March 12, 2014 by Hanover Research
The value of research in driving innovation in education cannot be understated.
We know that education leaders need big data to guide their decision-making processes. A recent Brookings Institution article suggests that development and use of state longitudinal data systems, acquisition of analytic capacity to best utilize data, and public demand for better evidence of program impact will drive the increased use of big data to empower schools to make data-driven decisions. Highlighted in these findings is the value of locally-derived data; according to Harvard education and economics professor Thomas J. Kane, this type of data will be more influential in local policy debates as “the impact of any intervention will depend on local conditions.” An example presented by Kane illustrates this point: “The effect of universal pre-school depends on the availability of non-subsidized alternatives, regulations governing program quality, the presence of skilled teachers—all of which may vary by site.” A key to big data, then, is making decisions based on data that represents the conditions in which the decisions will be taking place.

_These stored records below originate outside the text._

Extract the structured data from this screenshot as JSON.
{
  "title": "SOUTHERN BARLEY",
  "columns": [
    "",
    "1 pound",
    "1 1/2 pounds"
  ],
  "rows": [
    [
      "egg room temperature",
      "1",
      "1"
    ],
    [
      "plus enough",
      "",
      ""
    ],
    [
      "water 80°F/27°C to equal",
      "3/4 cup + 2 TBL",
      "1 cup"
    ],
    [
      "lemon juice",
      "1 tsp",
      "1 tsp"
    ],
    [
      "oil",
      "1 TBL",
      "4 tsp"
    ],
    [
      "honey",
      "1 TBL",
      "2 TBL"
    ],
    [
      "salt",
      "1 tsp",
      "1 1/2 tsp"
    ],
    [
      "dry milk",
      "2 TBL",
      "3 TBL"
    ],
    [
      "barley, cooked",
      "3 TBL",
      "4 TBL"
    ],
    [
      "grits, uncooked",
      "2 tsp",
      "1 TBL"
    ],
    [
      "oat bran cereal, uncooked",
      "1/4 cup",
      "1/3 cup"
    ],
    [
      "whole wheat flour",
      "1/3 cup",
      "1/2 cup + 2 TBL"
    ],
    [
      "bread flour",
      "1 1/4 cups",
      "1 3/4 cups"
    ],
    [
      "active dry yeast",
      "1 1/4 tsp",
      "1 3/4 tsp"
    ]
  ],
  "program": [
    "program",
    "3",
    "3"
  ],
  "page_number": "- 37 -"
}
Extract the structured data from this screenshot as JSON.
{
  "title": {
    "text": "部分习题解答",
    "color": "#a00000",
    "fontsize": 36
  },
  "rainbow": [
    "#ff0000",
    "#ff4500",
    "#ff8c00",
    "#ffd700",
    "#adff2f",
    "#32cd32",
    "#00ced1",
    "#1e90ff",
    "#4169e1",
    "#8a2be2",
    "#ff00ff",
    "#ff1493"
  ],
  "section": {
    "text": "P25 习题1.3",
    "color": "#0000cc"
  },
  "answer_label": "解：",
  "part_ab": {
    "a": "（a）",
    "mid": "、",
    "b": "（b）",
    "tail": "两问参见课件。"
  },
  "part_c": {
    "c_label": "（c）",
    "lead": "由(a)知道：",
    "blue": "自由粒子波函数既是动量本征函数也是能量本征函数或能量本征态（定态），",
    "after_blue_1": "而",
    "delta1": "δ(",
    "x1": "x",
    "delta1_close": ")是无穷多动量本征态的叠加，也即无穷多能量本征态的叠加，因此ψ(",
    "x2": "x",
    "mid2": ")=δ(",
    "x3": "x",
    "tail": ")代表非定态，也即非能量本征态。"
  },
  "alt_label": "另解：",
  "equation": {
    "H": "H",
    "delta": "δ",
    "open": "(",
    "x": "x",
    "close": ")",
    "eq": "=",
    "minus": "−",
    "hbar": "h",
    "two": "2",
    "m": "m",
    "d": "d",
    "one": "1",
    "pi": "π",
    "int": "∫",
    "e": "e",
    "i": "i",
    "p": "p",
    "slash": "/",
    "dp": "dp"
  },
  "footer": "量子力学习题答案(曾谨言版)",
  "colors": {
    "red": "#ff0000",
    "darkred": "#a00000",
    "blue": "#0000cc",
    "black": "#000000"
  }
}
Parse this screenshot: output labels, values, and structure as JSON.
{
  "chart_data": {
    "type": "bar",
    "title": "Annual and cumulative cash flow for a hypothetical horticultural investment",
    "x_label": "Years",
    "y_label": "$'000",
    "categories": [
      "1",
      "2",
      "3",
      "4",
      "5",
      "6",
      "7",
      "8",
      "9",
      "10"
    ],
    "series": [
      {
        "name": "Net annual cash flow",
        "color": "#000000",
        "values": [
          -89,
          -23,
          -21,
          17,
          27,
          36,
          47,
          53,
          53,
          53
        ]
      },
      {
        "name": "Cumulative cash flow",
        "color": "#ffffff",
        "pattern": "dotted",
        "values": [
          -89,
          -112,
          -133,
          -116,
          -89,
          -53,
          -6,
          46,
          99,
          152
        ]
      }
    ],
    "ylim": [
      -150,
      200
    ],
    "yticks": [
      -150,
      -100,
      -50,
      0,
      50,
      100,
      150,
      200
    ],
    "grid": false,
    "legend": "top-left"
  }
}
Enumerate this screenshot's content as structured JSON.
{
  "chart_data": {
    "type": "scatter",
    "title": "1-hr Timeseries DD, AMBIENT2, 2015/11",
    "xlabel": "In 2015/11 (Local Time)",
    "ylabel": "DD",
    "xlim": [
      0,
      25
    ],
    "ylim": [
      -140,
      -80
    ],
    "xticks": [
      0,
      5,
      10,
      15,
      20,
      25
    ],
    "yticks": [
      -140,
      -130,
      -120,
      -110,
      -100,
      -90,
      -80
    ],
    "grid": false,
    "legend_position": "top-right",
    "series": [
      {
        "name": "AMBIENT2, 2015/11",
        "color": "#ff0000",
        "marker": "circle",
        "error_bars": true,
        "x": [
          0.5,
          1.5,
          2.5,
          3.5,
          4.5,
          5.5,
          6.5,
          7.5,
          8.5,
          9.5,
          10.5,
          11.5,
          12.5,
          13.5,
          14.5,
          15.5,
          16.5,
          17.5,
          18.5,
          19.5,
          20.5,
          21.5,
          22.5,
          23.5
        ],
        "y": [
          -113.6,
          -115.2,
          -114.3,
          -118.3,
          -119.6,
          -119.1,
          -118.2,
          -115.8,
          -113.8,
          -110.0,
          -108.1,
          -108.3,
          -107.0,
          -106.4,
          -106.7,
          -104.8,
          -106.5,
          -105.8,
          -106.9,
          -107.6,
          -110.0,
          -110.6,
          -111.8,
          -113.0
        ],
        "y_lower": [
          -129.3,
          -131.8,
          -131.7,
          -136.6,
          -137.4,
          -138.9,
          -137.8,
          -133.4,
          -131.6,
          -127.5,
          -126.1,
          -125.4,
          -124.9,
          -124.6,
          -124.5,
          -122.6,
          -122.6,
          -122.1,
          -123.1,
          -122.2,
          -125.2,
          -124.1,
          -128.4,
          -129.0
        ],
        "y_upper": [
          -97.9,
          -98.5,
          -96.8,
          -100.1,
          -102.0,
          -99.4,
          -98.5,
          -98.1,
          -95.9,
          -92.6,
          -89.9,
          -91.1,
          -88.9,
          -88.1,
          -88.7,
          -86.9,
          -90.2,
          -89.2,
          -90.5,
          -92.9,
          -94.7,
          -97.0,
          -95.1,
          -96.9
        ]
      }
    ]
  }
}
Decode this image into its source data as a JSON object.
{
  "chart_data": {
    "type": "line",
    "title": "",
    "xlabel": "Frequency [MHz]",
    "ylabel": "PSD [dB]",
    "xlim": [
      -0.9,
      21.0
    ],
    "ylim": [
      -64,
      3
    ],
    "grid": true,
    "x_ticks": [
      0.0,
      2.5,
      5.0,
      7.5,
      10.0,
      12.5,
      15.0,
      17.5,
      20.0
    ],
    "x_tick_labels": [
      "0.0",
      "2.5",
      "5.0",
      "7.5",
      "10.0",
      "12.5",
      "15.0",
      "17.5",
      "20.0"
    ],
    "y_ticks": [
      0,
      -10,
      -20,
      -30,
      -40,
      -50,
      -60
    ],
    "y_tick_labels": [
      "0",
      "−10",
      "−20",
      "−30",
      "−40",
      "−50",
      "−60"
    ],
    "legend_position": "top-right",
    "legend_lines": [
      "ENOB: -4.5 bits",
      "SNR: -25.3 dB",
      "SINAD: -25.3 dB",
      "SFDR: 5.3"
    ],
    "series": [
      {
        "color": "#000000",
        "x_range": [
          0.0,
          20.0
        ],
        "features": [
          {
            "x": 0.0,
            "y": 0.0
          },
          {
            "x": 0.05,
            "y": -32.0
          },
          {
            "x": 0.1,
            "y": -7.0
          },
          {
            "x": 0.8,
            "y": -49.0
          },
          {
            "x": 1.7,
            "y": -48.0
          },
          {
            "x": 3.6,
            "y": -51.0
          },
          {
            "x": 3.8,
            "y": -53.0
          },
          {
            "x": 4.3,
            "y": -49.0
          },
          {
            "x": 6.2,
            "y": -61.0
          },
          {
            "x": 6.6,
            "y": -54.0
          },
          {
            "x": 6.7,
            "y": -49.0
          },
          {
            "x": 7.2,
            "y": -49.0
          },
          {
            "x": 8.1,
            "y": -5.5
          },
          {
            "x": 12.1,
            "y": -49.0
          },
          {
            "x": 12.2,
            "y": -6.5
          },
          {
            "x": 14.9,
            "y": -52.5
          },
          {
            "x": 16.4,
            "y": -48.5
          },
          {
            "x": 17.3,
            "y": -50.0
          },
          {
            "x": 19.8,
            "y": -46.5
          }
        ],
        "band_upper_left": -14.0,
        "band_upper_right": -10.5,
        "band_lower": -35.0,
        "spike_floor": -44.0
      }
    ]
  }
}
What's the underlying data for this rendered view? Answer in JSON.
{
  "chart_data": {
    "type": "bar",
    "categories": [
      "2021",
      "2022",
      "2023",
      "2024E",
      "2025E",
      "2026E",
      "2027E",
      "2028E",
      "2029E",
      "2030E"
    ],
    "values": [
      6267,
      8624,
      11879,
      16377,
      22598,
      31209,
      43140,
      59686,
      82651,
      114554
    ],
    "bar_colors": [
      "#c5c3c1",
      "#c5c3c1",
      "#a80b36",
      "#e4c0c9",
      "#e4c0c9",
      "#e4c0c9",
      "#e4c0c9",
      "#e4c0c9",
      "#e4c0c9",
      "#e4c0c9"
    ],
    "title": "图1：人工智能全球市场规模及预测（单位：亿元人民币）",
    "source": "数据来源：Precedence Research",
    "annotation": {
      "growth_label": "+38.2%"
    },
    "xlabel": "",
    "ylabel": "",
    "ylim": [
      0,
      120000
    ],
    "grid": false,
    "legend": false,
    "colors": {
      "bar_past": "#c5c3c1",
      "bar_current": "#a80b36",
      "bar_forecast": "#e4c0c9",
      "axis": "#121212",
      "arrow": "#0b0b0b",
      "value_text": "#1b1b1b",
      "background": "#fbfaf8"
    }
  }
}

Big data is driving innovation in education. The conversation about this evolution is happening in a variety of venues all around us – in education journals, at research think tanks, even at SXSW. At a recent SXSWedu panel on data analytics, education leaders discussed the current gap between theory and practice related to the use of big data in K-12 education. Key topics discussed in this conversation include the value in asking the right questions to find the greatest utility in data (including sharing data with community stakeholders to develop a culture of sharing and community building); being able to quickly and efficiently translate data to actionable data to ensure that there is sufficient data available when making decisions and that the process of cleaning, managing, and merging the data is feasible; and building a culture of data despite the varying needs of teams that interact with the data (such as curriculum, data, and technology teams).
As you can see, the conversation around the use of big data as a tool to drive innovation in education is all around us.
We also know that researchers are focusing on the connections between teacher quality and student achievement. In recent months, reports from Student First, the National Council on Teacher Quality, and Education Week, among others, highlight the importance of teacher quality on student achievement. Research on the relationship between teacher quality and student achievement does not solely focus on immediate returns – this research addresses achievement over the lifetime of students, as research shows that quality teachers impact student achievement as well as student outcomes in adulthood.
The Measures of Effective Teaching (MET) study, funded by the Bill & Melinda Gates Foundation, explored “how a set of measures could identify effective teaching fairly and reliably.” A key finding of this research is that effective teaching can be measured. When adjusting the measures based on the backgrounds and prior achievement of students in each class, the study found that “the adjusted measures did identify teachers who produced higher (and lower) average student achievement gains following random assignment in 2010–11.The data show that we can identify groups of teachers who are more effective in helping students learn. Moreover, the magnitude of the achievement gains that teachers generated was consistent with expectations.” Further, the study found that “more effective teachers not only caused students to perform better on state tests, but they also caused students to score higher on other, more cognitively challenging assessments in math and English.”
A study by the National Bureau of Economic Research by researchers from Harvard University and Columbia University finds that the value-added (VA) approach accurately measures teachers’ impacts on student test scores. Following changes in teaching staff, the study finds that “when a high VA teacher joins a school, test scores rise immediately in the grade taught by that teacher; when a high VA teacher leaves, test scores fall. Test scores change only in the subject taught by that teacher, and the size of the change in scores matches what we predict based on the teacher’s VA. These results establish that VA accurately captures teachers’ impacts on students’ academic achievement and thereby reconcile the conflicting conclusions” of other researchers. Additionally, high value-added teachers improved their students’ long-term outcomes as students with higher VA teachers are “more likely to attend college, earn higher salaries, live in better neighborhoods, and save more for retirement.” Supported by these two key findings, the authors state that “teachers’ impacts on students are substantial.”
As we can see by this research as well as a wealth of additional research, rigorous research studies establish the connections between teacher quality and student achievement.
We know that big data is a tool to drive innovation in education and that teacher quality impacts student achievement. So how can we use big data to improve teacher quality with the ultimate goal of increasing student achievement?
A recent Forbes article on the use of big data in school districts nationwide identified key applications of big data to better prepare our nation’s schools to make data-driven decisions that impact student achievement. The Forbes article highlights the value of research to enable our education leaders to make data-driven decisions to impact student achievement through adaptive learning innovations, increasing educational donations, tracking long-term outcomes, and predicting teacher success. Building off the final initiative featured in the article – predicting teacher success – how can we use big data to better predict the success that teachers will have in the classroom? What role can big data play in improving teacher quality relating to the training of future teachers, the teacher hiring process, and improving professional development for teachers?
This is an exciting time for education research as these connections are made and big data is used in new and innovative ways to impact student achievement. The power, then, that this knowledge provides will no doubt further enable our education leaders to make well-evidenced, data-driven decisions to advance student achievement.